The data was fed in realtime to the Mars Terraform Planning Center at Newburgh Colony. The calculations would be run through an Emeagwali matrix and fed to a simulator. The simulator would run through a thousand human generations per millisecond and show the weaknesses of the model and suggest how to sustain a human society virtually forever on that plotted landmass. The final data would be transmitted to the Mars Terraform Project at Houston Space Center. There, rockets would be prepared with seeds, fertilizer, base chemicals and atmospheric enhancers. A carefully balanced mix of select bacteria, molds, and spores would be loaded into explosive packets.

The area of Mars he viewed that morning would be blasted with Earth's essence. The red dust and ancient rocks would be impregnated by an explosive force many times the magnitude that long ago incinerated two cities in Japan. The blast would cause a biochemical chain reaction and the dry Martian mountains he gazed upon would again feel rain after half a billion years.

The new group of refugees had just been born and would undergo training in Martian Simulators on Earth. They would be raised as Martians and learn to tolerate the extremes in temperature, the strange atmosphere and foodstuffs, the unique culture of Martian civilization. They would learn the Martian language with it's odd mix of Latin, Tsalaghi, Swahili, Indo-Germanic, and Tibetan roots words. They would learn the beautiful heiroglyphs developed by a team of neurolinguists and chosen by the Mars Colonization Board for their simplicity and symbolic richness. By the time they were young adults and had made the long space journey to Mars, their new land would be ready to receive them. And they would be Martians, knowing no other way of life.

Earth was dying. Mars was humanity's last hope of survival. As fast as Mars was being transformed into fertile, life-sustaining habitats, Earth was being transformed into poison wastelands. The human experiment of rapid population and industrial growth had failed and Earth's population of twenty-four billions had taxed Earth's resources beyond her limits.

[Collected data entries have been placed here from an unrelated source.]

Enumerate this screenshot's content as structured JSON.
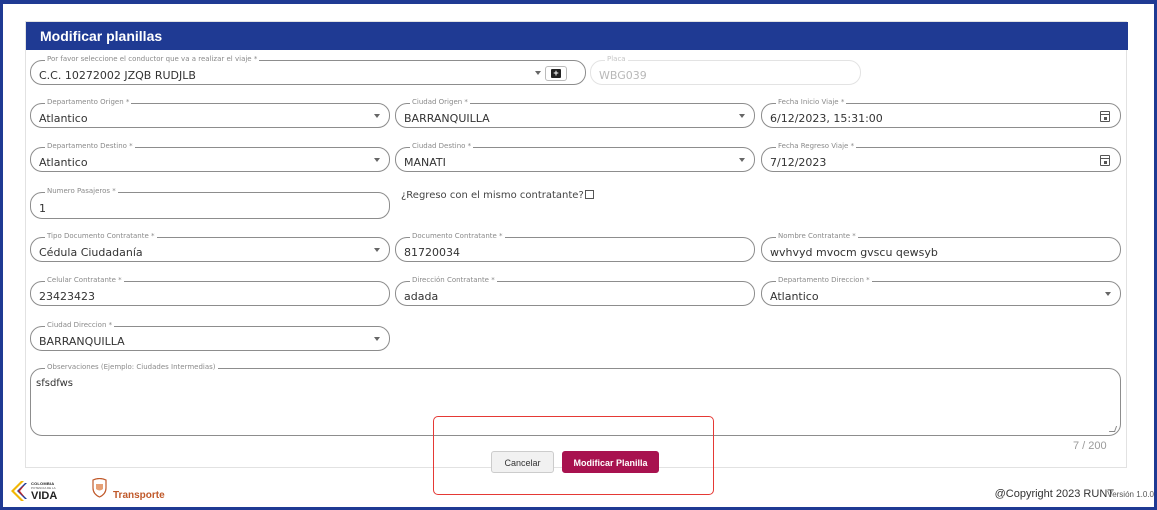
{
  "header": {
    "title": "Modificar planillas"
  },
  "colors": {
    "header_bg": "#1f3a93",
    "primary_button": "#a8124f",
    "highlight_border": "#e53935"
  },
  "form": {
    "conductor": {
      "label": "Por favor seleccione el conductor que va a realizar el viaje *",
      "value": "C.C. 10272002 JZQB RUDJLB"
    },
    "placa": {
      "label": "Placa",
      "value": "WBG039"
    },
    "departamento_origen": {
      "label": "Departamento Origen *",
      "value": "Atlantico"
    },
    "ciudad_origen": {
      "label": "Ciudad Origen *",
      "value": "BARRANQUILLA"
    },
    "fecha_inicio": {
      "label": "Fecha Inicio Viaje *",
      "value": "6/12/2023, 15:31:00"
    },
    "departamento_destino": {
      "label": "Departamento Destino *",
      "value": "Atlantico"
    },
    "ciudad_destino": {
      "label": "Ciudad Destino *",
      "value": "MANATI"
    },
    "fecha_regreso": {
      "label": "Fecha Regreso Viaje *",
      "value": "7/12/2023"
    },
    "numero_pasajeros": {
      "label": "Numero Pasajeros *",
      "value": "1"
    },
    "regreso_mismo_contratante": {
      "label": "¿Regreso con el mismo contratante?",
      "checked": false
    },
    "tipo_documento": {
      "label": "Tipo Documento Contratante *",
      "value": "Cédula Ciudadanía"
    },
    "documento_contratante": {
      "label": "Documento Contratante *",
      "value": "81720034"
    },
    "nombre_contratante": {
      "label": "Nombre Contratante *",
      "value": "wvhvyd mvocm gvscu qewsyb"
    },
    "celular_contratante": {
      "label": "Celular Contratante *",
      "value": "23423423"
    },
    "direccion_contratante": {
      "label": "Dirección Contratante *",
      "value": "adada"
    },
    "departamento_direccion": {
      "label": "Departamento Direccion *",
      "value": "Atlantico"
    },
    "ciudad_direccion": {
      "label": "Ciudad Direccion *",
      "value": "BARRANQUILLA"
    },
    "observaciones": {
      "label": "Observaciones (Ejemplo: Ciudades Intermedias)",
      "value": "sfsdfws",
      "counter": "7 / 200"
    }
  },
  "actions": {
    "cancel_label": "Cancelar",
    "submit_label": "Modificar Planilla"
  },
  "footer": {
    "colombia_line1": "COLOMBIA",
    "colombia_line2": "POTENCIA DE LA",
    "colombia_line3": "VIDA",
    "transporte": "Transporte",
    "copyright": "@Copyright 2023 RUNT",
    "version": "Versión 1.0.0"
  }
}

Pollutants had rendered the water undrinkable and the oceans had become a deadly chemical soup. Sea mammals committed mass suicide on Earth's beaches, and diseased birds starved, flapping featherless wings. Acid rain stripped tropical jungles of their foliage.

Strange weather became commonplace. A hurricane formed in the Sahara desert and for several days sand dunes became rolling waves of sludge. Snow fell on the Amazon jungle and destroyed half of the year's crop of natural rubber. Human arrogance and greed had shattered the stability of Earth's ecosystems. Now humanity had re-created itself through genetic manipulation to inhabit a different world.

He looked again across the dry stretch of red dust to the distant mountains shimmering in the afternoon sun. He loved the raw, rugged Martian landscape -- untouched, unspoiled, pure and devoid of life. He loved the red sky and light blue clouds of the unchanged regions of Mars. He loathed the arrogance of humans, stretching themselves out of the teeming African jungles and forcing the Earth into the age of agriculture. Then stretching again into the industrial age and again into space. Leaving a trail of waste from Earth to Mars humanity had come -- different and yet the same. And they called themselves Martians, but still forcing worlds to change to suit them, contaminating first one world, and now another. He'd had enough of Earth and her people and machines and genetically designed forests and chemically enhanced rivers. He loved Mars for Mars, and knew her topology better than he knew himself. He was through aiding the destruction of what he loved.

He dropped the digipad into the soft grass and took a deep breath. A smile crossed his lips and he stepped off the edge of the world onto the hot surface of Mars. He ran until his lungs ached and forced him to breathe in the acrid Martian air. For a brief moment he was the only true Martian on Mars.